# Measuring the Galaxy-LyaForest Cross-Correlation from CLAMATO DR2

Here, we carry out the first cross-correlation measurement of the Ly-alpha forest measured by CLAMATO DR2, and coeval galaxies from MOSDEF, 3D-HST and zCOSMOS-Deep (separately for each sample). We use the simple estimator from Font-Ribera+ 2012 DLA-Forest cross-correlation paper:

\begin{equation*}
\xi_A = \frac{\sum_{i\in A} w_i \delta_{Fi}}{\sum_{i\in A} w_i},
\end{equation*}

where 

\begin{equation*}
w_i =  \left[\sigma^2_F(z_i) + \frac{\sigma_{N,i}^2}{C_i^2 \bar{F}^2(z_i)}\right]^{-1}
\end{equation*}

and $\sigma_F^2(z_i) = 0.065 [(1+z_i)/3.25]^{3.8}$.

This uses the np.histogram2d function twice, to compute the numerator and denominator of the estimator around each galaxy.

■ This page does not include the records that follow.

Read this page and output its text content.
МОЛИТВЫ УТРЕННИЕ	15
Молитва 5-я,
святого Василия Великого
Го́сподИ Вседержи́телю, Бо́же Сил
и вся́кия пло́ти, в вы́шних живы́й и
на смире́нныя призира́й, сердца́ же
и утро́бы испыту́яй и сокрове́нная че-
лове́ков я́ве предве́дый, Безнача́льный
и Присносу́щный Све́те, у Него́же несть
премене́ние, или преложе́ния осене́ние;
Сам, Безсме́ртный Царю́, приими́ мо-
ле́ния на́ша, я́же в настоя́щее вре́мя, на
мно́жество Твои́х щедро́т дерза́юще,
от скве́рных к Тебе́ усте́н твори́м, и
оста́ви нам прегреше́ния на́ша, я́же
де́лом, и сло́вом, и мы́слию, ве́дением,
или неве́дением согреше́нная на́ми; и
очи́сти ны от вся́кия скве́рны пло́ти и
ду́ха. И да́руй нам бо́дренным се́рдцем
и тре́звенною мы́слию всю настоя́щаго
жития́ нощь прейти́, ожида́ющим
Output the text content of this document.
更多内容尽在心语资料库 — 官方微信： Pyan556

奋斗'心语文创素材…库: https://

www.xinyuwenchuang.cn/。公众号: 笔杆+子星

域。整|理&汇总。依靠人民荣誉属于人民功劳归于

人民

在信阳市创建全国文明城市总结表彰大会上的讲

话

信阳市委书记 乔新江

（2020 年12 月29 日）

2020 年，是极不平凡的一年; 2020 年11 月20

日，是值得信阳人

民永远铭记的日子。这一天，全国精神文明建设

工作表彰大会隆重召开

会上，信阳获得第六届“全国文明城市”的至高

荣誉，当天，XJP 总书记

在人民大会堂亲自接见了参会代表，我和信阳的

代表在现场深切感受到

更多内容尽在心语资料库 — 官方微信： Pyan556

The pixel data needs to be generated using the IDL script GEN_CROSSCORR_INPUT.PRO, and the mean-flux shoudl first be calculated with CALC_MEANFLUX.IPYNB

### Read in Ly-a forest pixels

In [None]:
import numpy as np
import time as time
import os

import lyafxcorr_kg as xcorr
import constants

# Set up matplotlib and use a nicer set of plot parameters
%config InlineBackend.rc = {}
import matplotlib as mpl
mpl.rc('mathtext',fontset='stixsans')
mpl.rc('figure', facecolor="white")
#matplotlib.rc_file("../../templates/matplotlibrc")
import matplotlib.pyplot as plt
#import matplotlib.colors as colors
%matplotlib inline

import astropy.table
from astropy.cosmology import FlatLambdaCDM
from astropy.io import fits
from astropy.io import ascii
from astropy.table import Table
from astropy import units as u
from astropy.coordinates import SkyCoord

def taueff_evo(z):
    return 0.001845 * (1.+z)**3.924

# Define cosmology
cosmo = constants.COSMOLOGY

lyapix = xcorr.lyapix(os.path.join(constants.CLAMATO_DIR_BASE, f"pixel_radecz_cl2020_{constants.DATA_VERSION}.bin") ,cosmo=cosmo)

print("Read in %i Ly-a forest pixels" % lyapix.npix)
npix = lyapix.npix

fig, ax = plt.subplots()
binwidth = 50
histdata = lyapix.coord.distance.value

ax.hist(histdata,bins=np.arange(min(histdata),max(histdata) + binwidth, binwidth))
plt.show()

# Carry out mean-flux correction
fmean_str = ascii.read(os.path.join(constants.CLAMATO_DIR_BASE, f'fmean_measured_{constants.DATA_VERSION}.dat'))
zmid = fmean_str['zmid']
F_mean = fmean_str['F_mean']

#Fcorr = np.interp(lyapix.z, zmid, F_mean) / np.exp(-taueff_evo(lyapix.z))
#lyapix.delta = ((1.+lyapix.delta)/np.exp(-taueff_evo(lyapix.z)))-1.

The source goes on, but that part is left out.